🤖 AI Summary
This study addresses the frequent interaction failures of conversational AI in emotionally charged and ethically sensitive scenarios. The authors propose a role-conditioned user simulator that integrates psychological personality traits and emotional dynamics to conduct multi-turn stress tests on mainstream chatbots. Combining qualitative and quantitative analyses, they systematically identify and categorize key failure modes—including affective misalignment, ineffective ethical guidance, and problematic empathy–responsibility trade-offs—revealing recurrent dialogue breakdowns as emotional intensity escalates. The work establishes a diagnostic framework tailored to value-sensitive conversational contexts, offering both theoretical grounding and practical design guidance to enhance the ethical consistency and emotional sensitivity of dialogue systems.
📝 Abstract
Conversational AI is increasingly deployed in emotionally charged and ethically sensitive interactions.

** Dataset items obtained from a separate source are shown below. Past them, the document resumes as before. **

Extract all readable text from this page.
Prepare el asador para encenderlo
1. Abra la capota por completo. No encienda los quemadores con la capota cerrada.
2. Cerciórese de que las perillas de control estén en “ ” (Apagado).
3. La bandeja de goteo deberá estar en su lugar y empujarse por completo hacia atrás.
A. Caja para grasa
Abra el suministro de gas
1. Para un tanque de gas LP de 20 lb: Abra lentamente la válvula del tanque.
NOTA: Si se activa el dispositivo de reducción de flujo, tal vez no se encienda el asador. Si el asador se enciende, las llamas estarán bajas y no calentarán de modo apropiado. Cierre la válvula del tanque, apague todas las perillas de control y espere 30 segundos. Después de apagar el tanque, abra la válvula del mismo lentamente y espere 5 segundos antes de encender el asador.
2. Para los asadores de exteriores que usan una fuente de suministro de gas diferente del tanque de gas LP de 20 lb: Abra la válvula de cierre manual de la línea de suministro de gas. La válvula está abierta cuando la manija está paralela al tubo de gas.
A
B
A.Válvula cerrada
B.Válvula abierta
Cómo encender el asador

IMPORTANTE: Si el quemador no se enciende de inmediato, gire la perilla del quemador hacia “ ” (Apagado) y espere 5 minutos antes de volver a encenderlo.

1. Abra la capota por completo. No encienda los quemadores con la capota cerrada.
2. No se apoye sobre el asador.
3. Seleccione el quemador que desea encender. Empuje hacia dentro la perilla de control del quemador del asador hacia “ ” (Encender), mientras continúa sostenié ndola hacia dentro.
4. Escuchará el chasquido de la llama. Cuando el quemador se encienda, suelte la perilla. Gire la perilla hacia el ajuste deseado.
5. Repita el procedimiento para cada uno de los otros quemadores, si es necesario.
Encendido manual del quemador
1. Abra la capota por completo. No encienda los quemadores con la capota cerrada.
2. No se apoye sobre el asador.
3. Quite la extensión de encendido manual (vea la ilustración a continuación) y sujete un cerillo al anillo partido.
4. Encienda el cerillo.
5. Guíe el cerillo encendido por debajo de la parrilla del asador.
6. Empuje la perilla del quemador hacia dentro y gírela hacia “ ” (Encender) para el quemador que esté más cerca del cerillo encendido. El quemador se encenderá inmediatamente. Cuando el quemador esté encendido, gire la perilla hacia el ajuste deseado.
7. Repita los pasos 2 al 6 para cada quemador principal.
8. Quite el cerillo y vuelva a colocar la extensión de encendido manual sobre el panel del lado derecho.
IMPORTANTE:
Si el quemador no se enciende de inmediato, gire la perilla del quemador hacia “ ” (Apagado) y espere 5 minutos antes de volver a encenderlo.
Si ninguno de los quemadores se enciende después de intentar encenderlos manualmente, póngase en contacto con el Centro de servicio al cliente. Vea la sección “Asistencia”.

Previous research has primarily concentrated on emotional benchmarks or static safety checks, overlooking how alignment unfolds in evolving conversation. We explore the research question: what breakdowns arise when conversational agents confront emotionally and ethically sensitive behaviors, and how do these affect dialogue quality? To stress-test chatbot performance, we develop a persona-conditioned user simulator capable of engaging in multi-turn dialogue with psychological personas and staged emotional pacing. Our analysis reveals that mainstream models exhibit recurrent breakdowns that intensify as emotional trajectories escalate. We identify several common failure patterns, including affective misalignments, ethical guidance failures, and cross-dimensional trade-offs where empathy supersedes or undermines responsibility. We organize these patterns into a taxonomy and discuss the design implications, highlighting the necessity to maintain ethical coherence and affective sensitivity throughout dynamic interactions. The study offers the HCI community a new perspective on the diagnosis and improvement of conversational AI in value-sensitive and emotionally charged contexts.